For this experiment, I utilized [CUDO Compute](https://www.cudocompute.com/?via=flowertune-llm) as the GPU compute provider.

| **Component** | **Specification** |
|---------------|----------------------|
| **GPU** | 1 × RTX A4000 16 GB |
| **vCPUs** | 4 |
| **CPU** | AMD EPYC (Milan) |
| **Memory** | 16 GB |

### Cost Breakdown

#### Compute Costs

| **Component** | **Details** | **Cost/hr** |
|---------------|---------------|-------------|
| vCPUs | 4 cores | $0.0088/hr |
| Memory | 16 GB | $0.056/hr |
| GPU | 1 × RTX A4000 | $0.25/hr |

#### Storage Costs

| **Component** | **Details** | **Cost/hr** |
|------------------|-------------|-------------|
| Boot Disk Size | 70 GB | $0.0077/hr |

#### Network Costs

| **Component** | **Details** | **Cost/hr** |
|-----------------------|-------------|-------------|
| Public IPv4 Address | N/A | $0.005/hr |

#### Total Cost

| **Total Cost/hr** |
|-------------------|
| **$0.3275/hr** |

#### Simulation Details

| **Parameter** | **Value** |
|--------------------|------------------------|
| **Runtime** | 1924.52 seconds (00:23:18) |
| **Simulation Cost**| **$0.1273** |

## Environments setup

Project dependencies are defined in `pyproject.toml`. Install them in an activated Python environment with:

```shell
pip install -e .
pip install flash-attn --no-build-isolation # Install FlashAttention-2
```

## Experimental setup

The dataset is divided into 50 partitions in an IID fashion, a partition is assigned to each ClientApp.
We randomly sample a fraction (0.1) of the total nodes to participate in each round, for a total of `12` rounds.
All settings are defined in `pyproject.toml`.

> [!IMPORTANT]
> Please note that `[tool.flwr.app.config.static]` and `options.num-supernodes` under `[tool.flwr.federations.local-simulation]` are not allowed to be modified for fair competition if you plan to participated in the [LLM leaderboard](https://flower.ai/benchmarks/llm-leaderboard).

## Running the challenge

Run the challenge with default config values.

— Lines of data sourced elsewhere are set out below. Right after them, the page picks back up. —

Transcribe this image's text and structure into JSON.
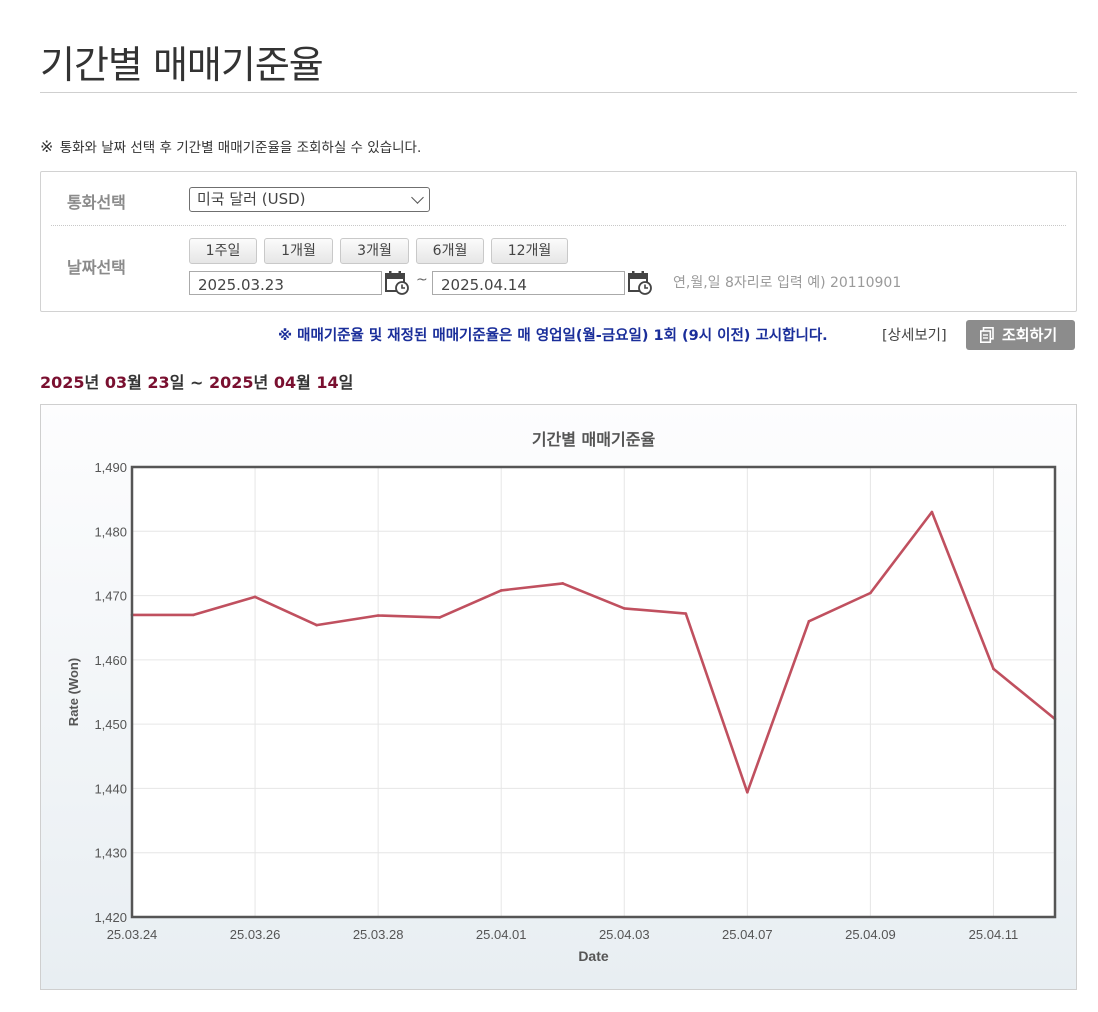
{
  "page": {
    "title": "기간별 매매기준율",
    "notice_mark": "※",
    "notice": "통화와 날짜 선택 후 기간별 매매기준율을 조회하실 수 있습니다."
  },
  "form": {
    "currency_label": "통화선택",
    "currency_value": "미국 달러 (USD)",
    "date_label": "날짜선택",
    "period_buttons": [
      "1주일",
      "1개월",
      "3개월",
      "6개월",
      "12개월"
    ],
    "start_date": "2025.03.23",
    "end_date": "2025.04.14",
    "range_separator": "~",
    "date_hint": "연,월,일 8자리로 입력 예) 20110901"
  },
  "announcement": {
    "text": "※ 매매기준율 및 재정된 매매기준율은 매 영업일(월-금요일) 1회 (9시 이전) 고시합니다.",
    "detail_link": "[상세보기]",
    "search_button": "조회하기"
  },
  "period_display": {
    "start_year": "2025",
    "start_month": "03",
    "start_day": "23",
    "end_year": "2025",
    "end_month": "04",
    "end_day": "14",
    "year_unit": "년",
    "month_unit": "월",
    "day_unit": "일",
    "separator": "~"
  },
  "colors": {
    "line": "#c0505f",
    "announce": "#1a2e9a",
    "period_number": "#7a1030",
    "search_button_bg": "#8c8c8c"
  },
  "icons": {
    "calendar": "calendar-icon",
    "search": "document-icon",
    "select": "chevron-down-icon"
  },
  "chart_data": {
    "type": "line",
    "title": "기간별 매매기준율",
    "xlabel": "Date",
    "ylabel": "Rate (Won)",
    "ylim": [
      1420,
      1490
    ],
    "yticks": [
      1420,
      1430,
      1440,
      1450,
      1460,
      1470,
      1480,
      1490
    ],
    "ytick_labels": [
      "1,420",
      "1,430",
      "1,440",
      "1,450",
      "1,460",
      "1,470",
      "1,480",
      "1,490"
    ],
    "xtick_labels": [
      "25.03.24",
      "25.03.26",
      "25.03.28",
      "25.04.01",
      "25.04.03",
      "25.04.07",
      "25.04.09",
      "25.04.11"
    ],
    "xtick_index": [
      0,
      2,
      4,
      6,
      8,
      10,
      12,
      14
    ],
    "grid": true,
    "series": [
      {
        "x": [
          "25.03.24",
          "25.03.25",
          "25.03.26",
          "25.03.27",
          "25.03.28",
          "25.03.31",
          "25.04.01",
          "25.04.02",
          "25.04.03",
          "25.04.04",
          "25.04.07",
          "25.04.08",
          "25.04.09",
          "25.04.10",
          "25.04.11",
          "25.04.14"
        ],
        "values": [
          1467.0,
          1467.0,
          1469.8,
          1465.4,
          1466.9,
          1466.6,
          1470.8,
          1471.9,
          1468.0,
          1467.2,
          1439.4,
          1466.0,
          1470.4,
          1483.0,
          1458.6,
          1450.8
        ]
      }
    ]
  }
}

The configs are defined in `[tool.flwr.app.config]` entry of `pyproject.toml`, and are loaded automatically.

```bash
flwr run
```

## Running the evaluation

Please check [flowertune-eval-finance](./flowertune-eval-finance).

## Model saving

The global PEFT model checkpoints are saved every 5 rounds after aggregation on the sever side as default, which can be specified with `train.save-every-round` under [tool.flwr.app.config] entry in `pyproject.toml`.